During a few minutes hot and almost stifling smoke filled the surrounding atmosphere, but the fire itself merely burned round the edges of the pond and then passed on its roaring way, the wind soon carrying off the smoke also. After waiting some little time for the ashes of the burnt grass to cool, the boys came out of their retreat and picked their way across the blackened ground. The wiregrass had entirely disappeared before the flames, but the tall pines, the scrub-oaks and the clumps of fan-palmettos stood for the most part intact. Here and there some fallen and well-seasoned log still burned vigorously, and in a few instances fire had run up on the oozing sap to the tops of the tallest trees.
Ted and Hubert tramped over the blackened and heated earth about a mile and a half, always hoping soon to see the clearing and log house of some backwoods settler. But when at last they reached a "hammock" growth and descended through it to the borders of a vast "prairie" or marsh, in every respect similar to the one adjoining Deserters' Island, this pleasing hope became a sigh of regret.
It was now quite clear that they were still within the borders of the great Okefinokee, and that they had just traversed one of its islands or areas of elevated land. The origin of the fire puzzled Ted at first, but he concluded that some of the slackers, or hunters from the outside, had recently been there and had neglected to extinguish or clear a space about their camp-fire.
"It's going to rain," said Ted, looking up at the darkening sky, "and we'd better fix our camp right away."
A favorable spot on the outskirts of the hammock was chosen, and they hurriedly erected a "brush tent," or lean-to, similar to those they had heard the slackers speak of building when too far away to return to camp for the night. When the fugitives began their tree-top retreat that morning, July had relieved Hubert of his gun and given the boy his hatchet in exchange. With the hatchet the boys now cut down a slender sapling which they tied at each end with bear-grass thongs to two small trees about ten feet apart. Against this cross-bar, which was about four feet from the ground, eight or ten other cut saplings were leaned at an angle of about forty-five degrees and less than a foot apart. Over these were then arranged about a hundred palmetto fans cut within a few feet of the spot, thus forming a thatch which was protected against gusts of wind by two or three other saplings laid diagonally across.

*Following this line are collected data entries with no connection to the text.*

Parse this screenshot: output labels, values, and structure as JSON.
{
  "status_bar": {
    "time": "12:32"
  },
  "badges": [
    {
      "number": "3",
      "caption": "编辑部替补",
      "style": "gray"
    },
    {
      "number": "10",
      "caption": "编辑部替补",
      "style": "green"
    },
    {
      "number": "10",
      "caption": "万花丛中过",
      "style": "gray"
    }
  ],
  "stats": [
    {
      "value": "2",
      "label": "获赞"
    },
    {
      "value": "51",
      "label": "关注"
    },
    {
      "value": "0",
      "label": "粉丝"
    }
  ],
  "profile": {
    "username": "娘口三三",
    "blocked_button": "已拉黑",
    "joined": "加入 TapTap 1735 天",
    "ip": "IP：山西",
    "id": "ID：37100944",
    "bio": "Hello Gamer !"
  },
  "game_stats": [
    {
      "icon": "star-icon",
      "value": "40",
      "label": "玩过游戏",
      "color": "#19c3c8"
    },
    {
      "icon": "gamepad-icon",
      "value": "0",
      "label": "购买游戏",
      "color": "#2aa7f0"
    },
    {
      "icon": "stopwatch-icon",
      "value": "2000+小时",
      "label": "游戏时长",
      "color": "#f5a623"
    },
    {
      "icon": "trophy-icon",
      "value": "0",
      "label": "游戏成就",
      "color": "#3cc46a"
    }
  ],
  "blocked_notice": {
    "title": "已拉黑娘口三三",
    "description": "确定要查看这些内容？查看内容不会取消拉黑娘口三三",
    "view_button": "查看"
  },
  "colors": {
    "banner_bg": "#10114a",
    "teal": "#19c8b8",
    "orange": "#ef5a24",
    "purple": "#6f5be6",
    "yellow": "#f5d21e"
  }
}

They thus secured a fairly good shelter and were sure of sleeping dry unless the wind changed and blew into the open front instead of against the thatch at the back.

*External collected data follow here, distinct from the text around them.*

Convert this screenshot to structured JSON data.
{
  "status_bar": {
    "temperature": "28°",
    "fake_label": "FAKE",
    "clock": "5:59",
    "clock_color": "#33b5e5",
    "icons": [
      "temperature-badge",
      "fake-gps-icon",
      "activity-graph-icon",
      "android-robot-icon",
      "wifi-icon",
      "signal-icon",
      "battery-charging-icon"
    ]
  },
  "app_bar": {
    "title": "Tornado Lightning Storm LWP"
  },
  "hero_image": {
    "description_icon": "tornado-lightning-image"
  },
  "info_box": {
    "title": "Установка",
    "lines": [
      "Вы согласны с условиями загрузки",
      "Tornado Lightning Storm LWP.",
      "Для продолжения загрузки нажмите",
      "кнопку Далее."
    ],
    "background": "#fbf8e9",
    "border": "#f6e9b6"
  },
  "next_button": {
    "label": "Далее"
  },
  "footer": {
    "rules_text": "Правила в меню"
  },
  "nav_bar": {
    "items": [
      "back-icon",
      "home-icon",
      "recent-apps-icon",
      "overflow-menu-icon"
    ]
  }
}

It was nearly dark when the work was finished, but it had not yet begun to rain. While Hubert now gathered wood for their camp-fire, Ted took his gun and stole off into the woods, hoping to shoot something for supper. He had not gone very far when a fluttering and dimly outlined forms on a high limb of a tall bay tree indicated a "turkey roost." Taking careful aim, he fired, and then, amid the noisy flap of wings as the wild fowl scattered, he thought he heard a soft thud on the ground beneath the "roost." Running to the foot of the bay tree, he was delighted to find that he had bagged a plump turkey-hen.
Some Spanish moss having been gathered and spread on the ground in the acute angle of the lean-to, and portions of the turkey having been broiled with fair success on glowing coals raked out of the fire, the boys satisfied their hunger and lay down with a feeling of comfort which hardly seemed in keeping with their continuing misfortunes, and which was not lessened by the harmless patter of the rain-drops on the thatch over their heads.
"I hope a bear won't come along and knock our shelter down," remarked Hubert a few minutes after they lay down.
There was no real apprehension in his tone, the first nervousness inseparable from sleeping in the remote woods of the Okefinokee having by this time disappeared even in his case. Ted stretched his limbs, yawned, and made no reply; but a few minutes later he said:
"You remember Uncle Walter saying the night before he left for Washington that the experts thought the war would last about three years? If it does, we'll be about old enough to go in—if we volunteer, and I will."